The truck stops seem to have been created so that bus drivers could smoke hashish. In one, I remember a group of men crouching down and handing out a roast as they all watched a goat being skinned.
Kabul was the only real city in the country. It seemed to exist only because the county needed an urban center to govern, kind of an urban necessity in a country that doesn't really know what to do with a city. I looked at the uniformed men, who up to this point seemed to be wearing only tribal clothing.
While I was eating at the tourist restaurant, a man appeared at my table. He said, "Can I go with you?" I said, "You already have it." He asked, "are you American?" I said yes."
And then he began a trivial speech: "I am a teacher here in Afghanistan. And I want to know that a third of the people in this world eat with a spoon and fork, like you. A third of the people eat with steaks. And a third of the people he eats with his fingers. And we're all equally civil."
This encounter was one of the most spectacular of my life: like the rest of my visit to Afghanistan, it affected my ethnocentrism and rearranged my cultural furniture.
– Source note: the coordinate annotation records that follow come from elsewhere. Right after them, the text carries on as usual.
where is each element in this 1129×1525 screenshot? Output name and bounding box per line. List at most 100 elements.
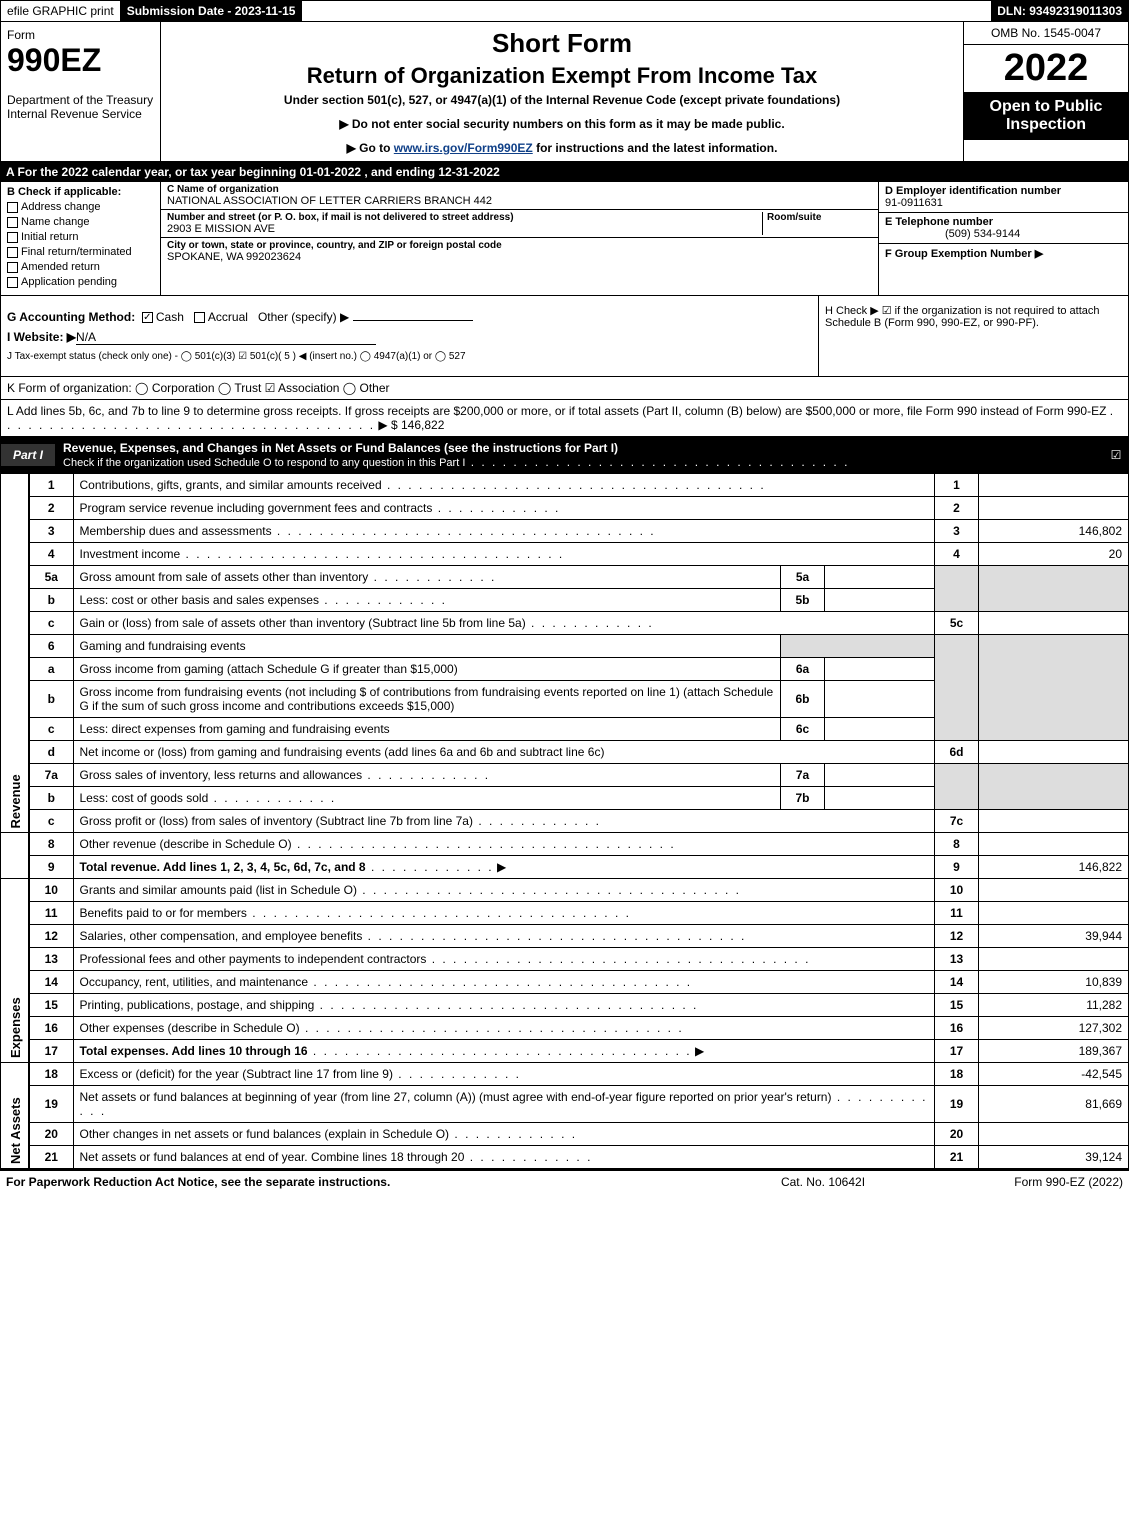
d-label: D Employer identification number [885,185,1061,197]
row-6: 6 Gaming and fundraising events [1,635,1129,658]
city-label: City or town, state or province, country… [167,240,502,251]
header-center: Short Form Return of Organization Exempt… [161,22,963,161]
net-assets-vlabel: Net Assets [1,1063,30,1169]
gross-receipts-value: 146,822 [401,418,444,432]
amt-21: 39,124 [979,1146,1129,1169]
box-b-header: B Check if applicable: [7,186,154,198]
topbar-spacer [302,1,991,21]
submission-date: Submission Date - 2023-11-15 [121,1,303,21]
footer-right: Form 990-EZ (2022) [923,1175,1123,1189]
city-value: SPOKANE, WA 992023624 [167,251,502,263]
org-name: NATIONAL ASSOCIATION OF LETTER CARRIERS … [167,195,872,207]
row-5c: c Gain or (loss) from sale of assets oth… [1,612,1129,635]
line-i: I Website: ▶N/A [7,330,812,345]
amt-18: -42,545 [979,1063,1129,1086]
row-19: 19 Net assets or fund balances at beginn… [1,1086,1129,1123]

The highlight of any overland trip to India was getting out of Afghanistan through the legendary Khyber Pass. We were scared little Westerners, sitting on a bus with our luggage on our laps and realizing we were almost in India, which strangely made us want to go home. Our bus ticket came with a "security surcharge" to ensure safe transportation. This fee was paid to the autonomous tribes that 'ruled' the area between the capital and the Pakistani border. I rolled under its stone forts with wind-torn flags (nothing to do with Afghanistan) and bearded men with antique rifles and was happy to pay the extra.
As we emerged from the rugged, arid mountains of Afghanistan, a wide, open, wet plain opened up. Petrifaction continues in Iran and Afghanistan. And it has moved a billion people forward in Pakistan and India.
With this post I begin a series of photos from my trip to Afghanistan in 1978 and excerpts from my diary from 1978. In this beautiful country.) Stay with us and keep the people of Afghanistan in our thoughts and prayers.